この記事は、レビューでよく使われる「刺さりすぎる表現」を「建設的な表現」に変換する辞典です。チームに共有して、レビュー文化のベースラインにしてください。
変換辞典:30のビフォー・アフター
🔴 全般・コード品質
| # |
❌ 刺さりすぎる表現 |
✅ 建設的な表現 |
| 1 |
「このコード微妙です」 |
「ここ、こう書くとより意図が伝わりやすくなりそうです」 |
| 2 |
「なんでこう書いたんですか?」 |
「この実装にした背景を教えてもらえますか?」 |
| 3 |
「普通こう書かない」 |
「一般的にはこのパターンが多いですが、何か意図がありますか?」 |
| 4 |
「意味が分かりません」 |
「ここの処理の意図を理解したいので、コメントを追加できますか?」 |
| 5 |
「ここ全部書き直してください」 |
「このアプローチだと〇〇の懸念がありそうです。代案として△△はいかがですか?」 |
🟡 命名・可読性
| # |
❌ 刺さりすぎる表現 |
✅ 建設的な表現 |
| 6 |
「変数名がひどい」 |
「d だと何のデータか分かりにくいので、deliveryDate はどうですか?」 |
| 7 |
「読めません」 |
「ここ、処理を関数に切り出すと見通しがよくなりそうです」 |
| 8 |
「マジックナンバーやめて」 |
「86400 に名前をつけると、将来読む人に意図が伝わりやすくなります」 |
| 9 |
「コメントが足りない」 |
「WHY(なぜこうしたか)をコメントに残してもらえると、レビューしやすくなります」 |
| 10 |
「複雑すぎます」 |
「ここの認知負荷が高いので、3つの関数に分割するのはどうでしょう?」 |
🟢 設計・アーキテクチャ
| # |
❌ 刺さりすぎる表現 |
✅ 建設的な表現 |
| 11 |
「設計がおかしい」 |
「こちらの設計だと〇〇のケースで困りそうです。
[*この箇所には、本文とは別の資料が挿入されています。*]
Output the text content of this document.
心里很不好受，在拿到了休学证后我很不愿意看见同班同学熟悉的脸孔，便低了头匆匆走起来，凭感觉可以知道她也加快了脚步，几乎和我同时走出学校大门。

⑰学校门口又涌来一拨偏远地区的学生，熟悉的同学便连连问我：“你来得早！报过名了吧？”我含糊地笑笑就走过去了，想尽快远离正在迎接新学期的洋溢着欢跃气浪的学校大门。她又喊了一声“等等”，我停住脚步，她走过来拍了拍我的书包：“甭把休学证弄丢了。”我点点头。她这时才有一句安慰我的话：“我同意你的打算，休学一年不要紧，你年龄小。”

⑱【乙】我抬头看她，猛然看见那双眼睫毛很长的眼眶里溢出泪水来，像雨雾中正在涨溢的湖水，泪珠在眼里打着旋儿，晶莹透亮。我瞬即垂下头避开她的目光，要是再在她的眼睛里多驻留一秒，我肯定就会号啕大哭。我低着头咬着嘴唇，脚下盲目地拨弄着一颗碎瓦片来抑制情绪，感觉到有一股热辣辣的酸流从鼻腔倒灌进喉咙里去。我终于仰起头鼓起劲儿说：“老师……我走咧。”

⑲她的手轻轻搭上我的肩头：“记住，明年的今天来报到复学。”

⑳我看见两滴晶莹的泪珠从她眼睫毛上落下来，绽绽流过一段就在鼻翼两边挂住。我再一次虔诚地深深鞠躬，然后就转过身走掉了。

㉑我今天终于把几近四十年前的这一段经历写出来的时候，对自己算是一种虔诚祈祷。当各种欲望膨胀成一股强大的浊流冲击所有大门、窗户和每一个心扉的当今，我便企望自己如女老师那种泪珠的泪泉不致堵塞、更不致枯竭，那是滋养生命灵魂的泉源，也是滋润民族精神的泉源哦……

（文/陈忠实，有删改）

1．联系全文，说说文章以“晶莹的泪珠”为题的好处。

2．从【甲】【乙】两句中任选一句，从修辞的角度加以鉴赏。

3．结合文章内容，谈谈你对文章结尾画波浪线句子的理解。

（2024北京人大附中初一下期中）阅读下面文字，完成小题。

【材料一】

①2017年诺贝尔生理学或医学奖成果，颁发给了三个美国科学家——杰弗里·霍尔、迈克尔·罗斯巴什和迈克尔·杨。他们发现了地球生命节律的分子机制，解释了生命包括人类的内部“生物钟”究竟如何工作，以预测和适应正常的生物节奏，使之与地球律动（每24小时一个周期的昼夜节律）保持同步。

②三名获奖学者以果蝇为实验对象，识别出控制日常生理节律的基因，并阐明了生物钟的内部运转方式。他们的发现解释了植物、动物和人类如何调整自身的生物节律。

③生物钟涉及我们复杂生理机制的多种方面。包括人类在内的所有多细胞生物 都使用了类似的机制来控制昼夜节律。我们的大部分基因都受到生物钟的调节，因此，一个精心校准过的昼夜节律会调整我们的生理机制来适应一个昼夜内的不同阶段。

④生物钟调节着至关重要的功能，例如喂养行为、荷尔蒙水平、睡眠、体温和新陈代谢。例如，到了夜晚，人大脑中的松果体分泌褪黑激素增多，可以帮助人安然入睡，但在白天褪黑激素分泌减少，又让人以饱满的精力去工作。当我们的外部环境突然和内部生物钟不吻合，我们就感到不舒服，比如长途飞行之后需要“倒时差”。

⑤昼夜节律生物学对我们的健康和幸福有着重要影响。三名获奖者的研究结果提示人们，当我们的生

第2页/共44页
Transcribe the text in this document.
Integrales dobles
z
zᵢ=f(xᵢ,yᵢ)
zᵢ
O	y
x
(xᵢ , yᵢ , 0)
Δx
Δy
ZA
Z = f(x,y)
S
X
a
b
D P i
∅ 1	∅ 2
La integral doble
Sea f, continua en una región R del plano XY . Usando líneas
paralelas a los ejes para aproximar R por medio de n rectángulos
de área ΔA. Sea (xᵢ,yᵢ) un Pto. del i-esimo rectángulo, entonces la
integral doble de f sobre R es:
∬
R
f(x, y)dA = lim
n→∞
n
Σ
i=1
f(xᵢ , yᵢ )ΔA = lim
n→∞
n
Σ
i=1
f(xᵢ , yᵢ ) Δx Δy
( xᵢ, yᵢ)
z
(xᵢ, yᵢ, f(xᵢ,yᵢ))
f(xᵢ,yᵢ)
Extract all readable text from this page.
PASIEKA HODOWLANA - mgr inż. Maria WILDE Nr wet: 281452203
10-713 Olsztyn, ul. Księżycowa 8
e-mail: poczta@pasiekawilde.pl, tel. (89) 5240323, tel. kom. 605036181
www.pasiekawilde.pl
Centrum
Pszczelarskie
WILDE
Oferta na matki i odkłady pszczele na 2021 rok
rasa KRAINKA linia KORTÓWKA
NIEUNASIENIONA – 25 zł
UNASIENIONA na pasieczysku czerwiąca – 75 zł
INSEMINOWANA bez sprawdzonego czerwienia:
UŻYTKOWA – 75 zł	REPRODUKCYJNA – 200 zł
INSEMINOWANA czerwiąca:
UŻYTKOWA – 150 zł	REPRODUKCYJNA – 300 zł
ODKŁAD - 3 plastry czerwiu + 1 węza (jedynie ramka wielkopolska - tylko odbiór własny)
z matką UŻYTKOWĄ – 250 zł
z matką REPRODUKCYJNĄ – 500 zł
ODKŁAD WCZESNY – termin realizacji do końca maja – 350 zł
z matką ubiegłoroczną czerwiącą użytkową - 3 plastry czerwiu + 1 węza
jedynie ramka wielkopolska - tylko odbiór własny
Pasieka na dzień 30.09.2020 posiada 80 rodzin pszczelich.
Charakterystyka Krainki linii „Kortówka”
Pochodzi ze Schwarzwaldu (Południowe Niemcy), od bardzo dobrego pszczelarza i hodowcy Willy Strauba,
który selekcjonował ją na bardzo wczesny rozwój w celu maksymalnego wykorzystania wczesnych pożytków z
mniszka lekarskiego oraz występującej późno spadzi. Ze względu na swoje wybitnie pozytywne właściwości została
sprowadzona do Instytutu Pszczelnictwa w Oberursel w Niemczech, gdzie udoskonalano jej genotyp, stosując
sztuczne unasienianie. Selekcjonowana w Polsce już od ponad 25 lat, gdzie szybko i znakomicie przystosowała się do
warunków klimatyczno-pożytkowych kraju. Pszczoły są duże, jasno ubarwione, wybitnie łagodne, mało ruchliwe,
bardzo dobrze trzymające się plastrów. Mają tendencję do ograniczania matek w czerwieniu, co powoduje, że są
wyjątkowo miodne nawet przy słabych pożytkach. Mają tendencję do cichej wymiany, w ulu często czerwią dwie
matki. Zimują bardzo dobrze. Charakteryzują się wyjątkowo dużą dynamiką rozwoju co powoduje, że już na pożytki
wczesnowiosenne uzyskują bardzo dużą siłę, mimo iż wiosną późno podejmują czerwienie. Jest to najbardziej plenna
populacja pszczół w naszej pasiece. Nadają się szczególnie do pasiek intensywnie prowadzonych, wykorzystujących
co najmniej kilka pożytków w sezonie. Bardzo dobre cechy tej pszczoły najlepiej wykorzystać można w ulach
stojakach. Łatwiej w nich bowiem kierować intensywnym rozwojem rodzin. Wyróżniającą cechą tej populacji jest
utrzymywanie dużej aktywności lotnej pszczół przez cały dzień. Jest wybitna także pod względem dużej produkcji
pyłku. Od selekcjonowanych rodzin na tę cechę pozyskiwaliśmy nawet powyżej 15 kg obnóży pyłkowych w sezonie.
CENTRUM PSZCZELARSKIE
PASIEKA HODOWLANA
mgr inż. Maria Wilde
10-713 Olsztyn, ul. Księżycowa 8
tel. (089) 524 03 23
△△パターンを検討しませんか?」 |
| 12 |
「これは筋が悪い」 |
「長期的に見ると、この方向だとメンテコストが上がりそうです」 |
| 13 |
「やり方が違います」 |
「チームでは〇〇パターンを採用しているので、合わせてもらえると嬉しいです」 |
| 14 |
「この責務はここじゃない」 |
「この処理は〇〇層の責務に近いので、移動するとテストしやすくなりそうです」 |
| 15 |
「密結合すぎ」 |
「ここをインターフェースで切ると、将来の変更に強くなりますね」 |
🔵 テスト・エラー処理
| # |
❌ 刺さりすぎる表現 |
✅ 建設的な表現 |
| 16 |
「テスト書いてない」 |
「この変更にテストがあると安心してマージできます」 |
| 17 |
「このテスト意味ない」 |
「このテストが何を保証しているか、テスト名で表現できるともっと良くなりそうです」 |
| 18 |
「エラー処理がない」 |
「ここで例外が起きた場合、ユーザーにはどう見えるか考えてみましょう」 |
| 19 |
「エッジケース考えてない」 |
「null や空配列が来た場合もカバーできると堅牢になります」 |
| 20 |
「このcatch空っぽじゃん」 |
「エラーを握りつぶすと調査が大変になるので、最低限ログに出しませんか?」 |
🟣 パフォーマンス・セキュリティ
| # |
❌ 刺さりすぎる表現 |
✅ 建設的な表現 |
| 21 |
「遅い」 |
「データ量が増えた時にN+1問題になりそうです。事前にJOINするのはどうですか?」 |
| 22 |
「セキュリティ的にアウト」 |
「ここ、ユーザー入力がそのまま使われていて脆弱性になりそうです。一緒に確認しましょう」 |
| 23 |
「SQLインジェクションされるよ」 |
「プレースホルダーを使うと安全になります。〇〇のドキュメントに例がありますね」 |
| 24 |
「これ脆弱」 |
「セキュリティの懸念があるので、リリース前に一度一緒に確認させてください」 |
| 25 |
「本番で死ぬよ」 |
「本番のデータ量だとタイムアウトする可能性があります。インデックスを追加しませんか?」 |
⚪ ポジティブなフィードバック(最も重要)
| # |
場面 |
✅ 使うべき表現 |
| 26 |
良い命名を見つけた時 |
「この変数名、めちゃ分かりやすいです 👍」 |
| 27 |
きれいな設計の時 |
「この責務の切り方、すごく綺麗ですね。参考になります」 |
| 28 |
テストが丁寧な時 |
「エッジケースまでカバーされていて安心してLGTMできます」 |
| 29 |
前回の指摘が反映された時 |
「前回話した〇〇、ちゃんと反映されてますね。ありがとうございます!」 |
| 30 |
全体的に良いPRの時 |
「PR全体の構成が見やすくて、レビューしやすかったです。この調子!」 |
レビューする側の心構え
1. 「指摘」と「提案」と「質問」を使い分ける
多くのレビューツール(GitHub等)では、コメントに接頭辞をつけて意図を明確にできます。
[MUST] これは修正を必須とします。理由は…(指摘)
[WANT] こうするとさらに良くなりそうです(提案・任意)
[ASK] この実装にした理由を教えてください(質問)
[NITS] 本当に細かいことですが…(好み。スルーOK)
[GOOD] ここ良いですね!(称賛)
2. 良い点を最低1つ書く
全てのコメントが指摘だけだと、書いた人は「全否定された」と感じます。最低1つは良い点を見つけて言葉にすることで、指摘が受け入れられやすくなります。
3. 自分のコードだと思って読む
「他人のコード」だと思うと厳しくなりがちです。「1ヶ月後にこのコードの障害対応をするのは自分かもしれない」と思って読むと、建設的な視点になります。
この辞典をチームのレビューガイドラインのベースにしてください。言い方を変えるだけで、PRのコメント欄が「戦場」から「学びの場」に変わります。